Dessa historinha toda que contei – de maneira bem reduzida – poucas coisas me chamaram atenção: a primeira delas é a importância do “triângulo” Sookie Bill e Eric, uma vez que para convencer Bill a mudar de ideia, Eric achou por bem incluir a garçonete na história. Outro ponto é perceber o quanto esse triângulo deixou de ser amoroso, tanto no encontro de Eric e Sookie – depois dele salvá-la de Russel – quanto na conversa da moça com Bill na AVL. Percebi uma incômoda falta de emoção. Não que o discurso final de Bill para a moça não tenha sido comovente, só não foi carregado do sentimento que antes aflorava entre aqueles três. O terceiro ponto foi perceber que o grande protagonista da série atualmente é Eric. Já sabia que ele havia superado Bill como personagem masculino há algum tempo, mas até Sookie dessa vez ficou à sombra do vampiro… Foi ele quem matou Russel, ele quem arquitetou a invasão da AVL, ele que teve a iniciativa de “salvar” Bill, foi em razão dele que Sookie teve mais importância… Ou seja, me chocou que eu ainda não havia constatado que True Blood gira em torno de Eric agora.

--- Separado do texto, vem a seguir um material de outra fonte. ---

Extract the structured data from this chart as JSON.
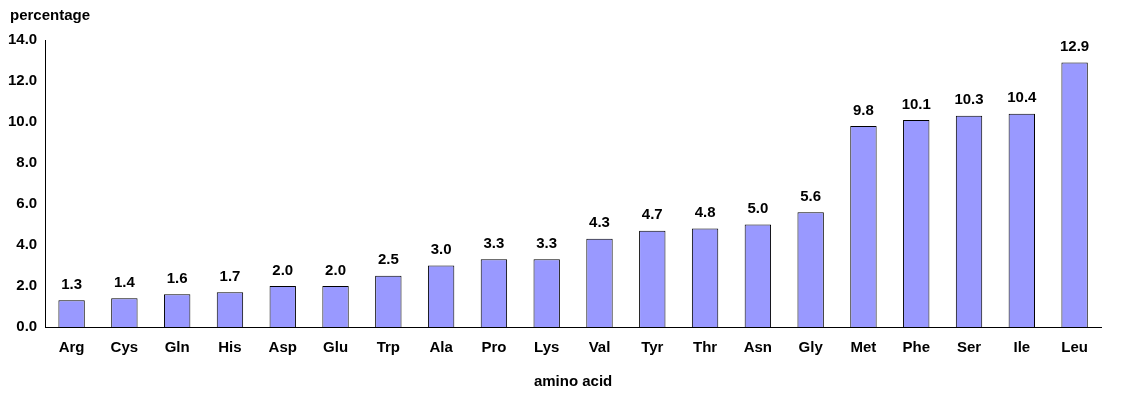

Por fim tivemos a absurda cena de Bill bebendo o sangue de Lilith, morrendo e nascendo de novo. Não consegui compreender absolutamente nada daquilo e mesmo assim fiquei decepcionado. Não pelo que aconteceu em si – porque como disse, não sei o que foi – mas sim porque, por um minuto imaginei que Bill teria morrido, e por mais que essa ideia fosse aterradora, também seria genial. A série vai se renovar na mão de um novo showrunner na próxima temporada – posso estar enganado, mas acho que Alexander Woo assume o posto – e seria bombástico a morte de um protagonista. Não é nada contra Bill, que melhorou bastante como personagem depois de virar rei, mas TB precisa de algo que balance suas estruturas e, por um momento fugaz imaginei que isso ocorreria, mas eis que Bill renasce como “Nova Lilith” e tudo vai por água abaixo.
Agora é esperar a sexta temporada e ver que surpresa a série nos reserva sem seu mentor. Nem sei se eu ainda estarei firme com ela até lá, mas espero que sim. E, se minha esperança se confirmar, voltaremos a nos ver nesse mesmo site, nessa mesma review, em junho/julho de 2013. See ya people!
P.S.: O surto do Jason é tão bizarro, mas tão bizarro que preferi nem comentar. Digam o que vocês acharam aí nos coments que eu só consegui achar tudo ridículo e sem noção. Um retrocesso.
P.S. 2: Rolou uma decepção de ver que Luna e Sam nem tiveram tanto destaque assim na trama da AVL, mas na única cena importante que tiveram, Luna disse ao mundo todo quem são os vampiros, e a AVL, como entidade, agora deve perder sua força e a guerra com os humanos, se intensificar. Boa! Será que a moça morreu? Depois dessa acho que ela merece mais um tempinho de mosca com o Sam.
P.S.3: Penso que a única estrutura intacta e que ainda funciona na série é o trio Eric-Sookie-Bill. É incrível e sempre me surpreendo como o quanto as cenas com os três fluem com uma delicadeza absurda. Stephen Moyer, Alexander Skarsgard e Anna Paquin têm uma das melhores químicas da TV e muitas vezes fazem milagre com o texto que lhes é dado. Pena a interação entre os três ter sido tão reduzida nessa temporada.
P.S.4: Acho que eu demorei muito para perceber isso, ou então demorei muito para dizê-lo em voz alta: mas é bem ridícula aquela Lilith ensanguentada… Vergonha alheia total! Mais ridículo ainda é a Lilith 2.0, versão Bill.